By CCN.com: In an attempt to spur collaboration between both regulatory bodies in Fintech and intriguingly a central bank digital currency, the Hong Kong Monetary Authority (HKMA) and the Bank of Thailand (BOT) have signed a Memorandum of Understanding (MOU).
The MOU, which was signed in Basel on Monday enables both regulators to work together on joint innovation projects, as well as share information, experience and referrals regarding disruptive Fintech businesses.
One key area of collaboration which both parties look forward to working on is a joint project on the issuance of Central Bank Digital Currency (CBDC). While both countries already have individual extensive research and projects on CBDC – Project Lionrock for HKMA and Project Inthanon for BOT – the hope is that the joint effort and information sharing under the partnership will produce better results.
Project Inthanon which aimed at developing a prototype CBDC alongside R3 and Wipro has already partnered successfully with almost ten commercial banks who now use it for decentralized interbank settlement. HKMA’s Project Lionrock, whose goal was to test how well CBDC will fare on a Distributed Ledger Technology (DLT), was carried out alongside the R3 consortium, three-note issuing banks in Hong Kong and the Hong Kong Interbank Clearing Limited. Both projects have had remarkable success and according to the regulators, a joint operation between the projects is currently under consideration.
According to the official announcement by HKMA, the MOU will take move existing partnership between HKMA and BOT to the next level. Explaining what this entails, an excerpt from the announcement reads:
The signing of this MoU not only demonstrates our mutual interests in developing collaborative Fintech initiatives, but also underlines our ongoing efforts in cross-border collaboration between central banks in promoting innovation and enhancing experience sharing. The HKMA looks forward to working together with BOT and seeing the positive outcome from our joint effort.
While the partnership makes sense on a technical level, some believe that this does not mean that the Thai government is actually willing to embrace decentralisation, but is rather only looking to explore Fintech innovation within a narrowly defined set of criteria. Quoted in the announcement, BOT Governor Veerathai Santiprabhob alluded to the allure of fintech innovation. He said:
The synergies from our collaboration will lead to productive outcomes that will benefit us all. I believe there is huge potential to enhance quality of financial services by leveraging on technological advancement, and it is our responsibilities as regulators to create an ecosystem that is conducive to innovations,the BOT looks forward to working closely with the HKMA in turning great ideas into innovative practical solutions that will ultimately improve people’s lives.”

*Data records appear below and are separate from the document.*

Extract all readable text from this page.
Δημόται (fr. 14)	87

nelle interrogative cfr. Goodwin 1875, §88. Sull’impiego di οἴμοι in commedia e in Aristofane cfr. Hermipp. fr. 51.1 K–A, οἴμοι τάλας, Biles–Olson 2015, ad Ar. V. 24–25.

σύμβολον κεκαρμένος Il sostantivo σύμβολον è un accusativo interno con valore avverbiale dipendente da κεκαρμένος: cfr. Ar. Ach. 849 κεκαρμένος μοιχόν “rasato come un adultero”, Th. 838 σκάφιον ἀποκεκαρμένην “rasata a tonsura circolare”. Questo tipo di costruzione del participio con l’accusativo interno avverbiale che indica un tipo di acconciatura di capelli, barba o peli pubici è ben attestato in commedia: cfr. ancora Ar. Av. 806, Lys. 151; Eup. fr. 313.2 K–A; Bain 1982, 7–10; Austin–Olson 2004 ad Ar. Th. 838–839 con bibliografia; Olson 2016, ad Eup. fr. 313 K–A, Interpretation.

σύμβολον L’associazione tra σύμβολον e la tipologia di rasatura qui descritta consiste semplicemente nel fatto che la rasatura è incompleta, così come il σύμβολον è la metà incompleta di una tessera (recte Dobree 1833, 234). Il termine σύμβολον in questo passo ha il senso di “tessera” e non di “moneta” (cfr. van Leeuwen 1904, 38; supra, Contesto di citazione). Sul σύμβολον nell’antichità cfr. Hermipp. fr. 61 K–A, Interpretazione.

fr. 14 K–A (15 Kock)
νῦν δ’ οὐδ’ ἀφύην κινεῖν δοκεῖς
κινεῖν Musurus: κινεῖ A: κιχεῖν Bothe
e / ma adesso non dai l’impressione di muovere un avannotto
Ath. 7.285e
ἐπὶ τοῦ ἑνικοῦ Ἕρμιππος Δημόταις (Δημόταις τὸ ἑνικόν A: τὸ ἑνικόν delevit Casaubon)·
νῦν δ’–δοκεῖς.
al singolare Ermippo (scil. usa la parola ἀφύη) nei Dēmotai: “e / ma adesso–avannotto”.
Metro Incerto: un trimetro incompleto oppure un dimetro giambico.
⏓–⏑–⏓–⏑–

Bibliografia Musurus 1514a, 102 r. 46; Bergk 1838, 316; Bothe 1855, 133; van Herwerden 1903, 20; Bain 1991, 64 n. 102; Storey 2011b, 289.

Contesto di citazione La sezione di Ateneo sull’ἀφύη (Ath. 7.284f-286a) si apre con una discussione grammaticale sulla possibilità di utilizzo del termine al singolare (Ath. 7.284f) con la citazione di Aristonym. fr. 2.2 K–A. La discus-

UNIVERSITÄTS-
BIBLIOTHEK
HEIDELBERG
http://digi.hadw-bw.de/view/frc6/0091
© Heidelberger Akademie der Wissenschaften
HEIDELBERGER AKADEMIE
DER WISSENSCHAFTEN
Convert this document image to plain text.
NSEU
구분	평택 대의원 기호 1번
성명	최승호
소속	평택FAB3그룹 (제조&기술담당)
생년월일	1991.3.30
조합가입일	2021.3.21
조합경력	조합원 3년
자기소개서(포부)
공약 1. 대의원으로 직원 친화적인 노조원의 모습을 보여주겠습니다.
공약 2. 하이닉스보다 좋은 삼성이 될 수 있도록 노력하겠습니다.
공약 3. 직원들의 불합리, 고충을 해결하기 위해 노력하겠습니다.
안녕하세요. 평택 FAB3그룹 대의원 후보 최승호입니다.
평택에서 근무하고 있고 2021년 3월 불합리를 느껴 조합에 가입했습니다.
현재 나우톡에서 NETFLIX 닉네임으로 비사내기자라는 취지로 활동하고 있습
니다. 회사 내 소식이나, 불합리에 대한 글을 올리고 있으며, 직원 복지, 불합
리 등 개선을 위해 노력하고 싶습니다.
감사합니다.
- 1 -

Known as one of the world’s most crypto-friendly financial jurisdictions, this is Hong Kong’s latest in a long-running series of efforts to boost its burgeoning reputation as a global Fintech hub.
Whereas in mainland China, cryptocurrency trading and ICO investment are completely banned, Hong Kong’s government uses what is probably of the world’s most open-minded policy direction on the subject of digital asset regulation. Last year, the Hong Kong Securities and Futures Commission (SFC) set up a framework for the regulation of digital asset trading platforms and plans to give operating licences to operators who qualify and make it through the SFC regulatory Sandbox program.
Thailand, on the other hand, is a completely different proposition. While the Thai government appears sold on the promise of Fintech innovation, it remains to be seen whether it will warm up to blockchain technology.